Ocular Biometry in Primary Angle-Closure Glaucoma Associated with Retinitis Pigmentosa

Abstract

Background. Retinitis pigmentosa (RP) comprises a group of inherited disorders in which patients typically lose night vision in adolescence and then lose peripheral vision in young adulthood before eventually losing central vision later in life. A retrospective case-control study was performed to evaluate differences in ocular biometric parameters in primary angle-closure glaucoma (PACG) patients with and without concomitant RP to determine whether a relationship exists between PACG and RP. Methods. We used ultrasound biomicroscopy (UBM) to measure anterior chamber depth (ACD). A-scan biometry was carried out to measure lens thickness (LT) and axial length (AL).

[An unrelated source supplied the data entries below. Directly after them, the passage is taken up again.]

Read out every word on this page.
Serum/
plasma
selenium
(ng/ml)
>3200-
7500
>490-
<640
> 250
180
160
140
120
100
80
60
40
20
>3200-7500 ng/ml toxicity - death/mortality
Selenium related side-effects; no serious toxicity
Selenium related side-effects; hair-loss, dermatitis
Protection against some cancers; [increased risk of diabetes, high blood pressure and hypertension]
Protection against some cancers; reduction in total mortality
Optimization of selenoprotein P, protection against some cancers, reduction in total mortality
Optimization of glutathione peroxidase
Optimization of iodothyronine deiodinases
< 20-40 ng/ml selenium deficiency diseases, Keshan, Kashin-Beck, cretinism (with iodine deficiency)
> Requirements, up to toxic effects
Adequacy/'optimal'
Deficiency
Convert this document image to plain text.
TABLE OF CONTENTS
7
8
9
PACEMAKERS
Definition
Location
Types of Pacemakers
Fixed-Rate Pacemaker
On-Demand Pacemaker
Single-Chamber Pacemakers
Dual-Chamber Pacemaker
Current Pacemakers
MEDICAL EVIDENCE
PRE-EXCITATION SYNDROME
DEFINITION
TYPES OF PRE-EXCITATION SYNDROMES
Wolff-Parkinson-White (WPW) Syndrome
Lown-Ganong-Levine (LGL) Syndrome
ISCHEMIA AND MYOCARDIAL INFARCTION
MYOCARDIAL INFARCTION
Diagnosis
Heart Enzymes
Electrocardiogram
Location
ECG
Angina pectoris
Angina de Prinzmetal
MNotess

Propensity score matching and mixed linear regression model analysis were conducted. 23 patients with chronic primary angle-closure glaucoma (CPACG) associated with RP, 21 patients with acute primary angle-closure glaucoma (APACG) associated with RP, 270 patients with CPACG, and 269 patients with APACG were recruited for this study. Results. There were no significant differences on ACDs, ALs, and relative lens position (RLP) (P>0.05) between patients with PACG associated with RP and patients with PACG; however, patients with APACG associated with RP had a significantly greater LT than patients with APACG (P<0.05). Conclusion. Patients with PACG associated with RP had the same biometric parameter characteristic as the patients with CPACG and APACG. This may suggest that RP is a coincidental relationship with angle-closure glaucoma.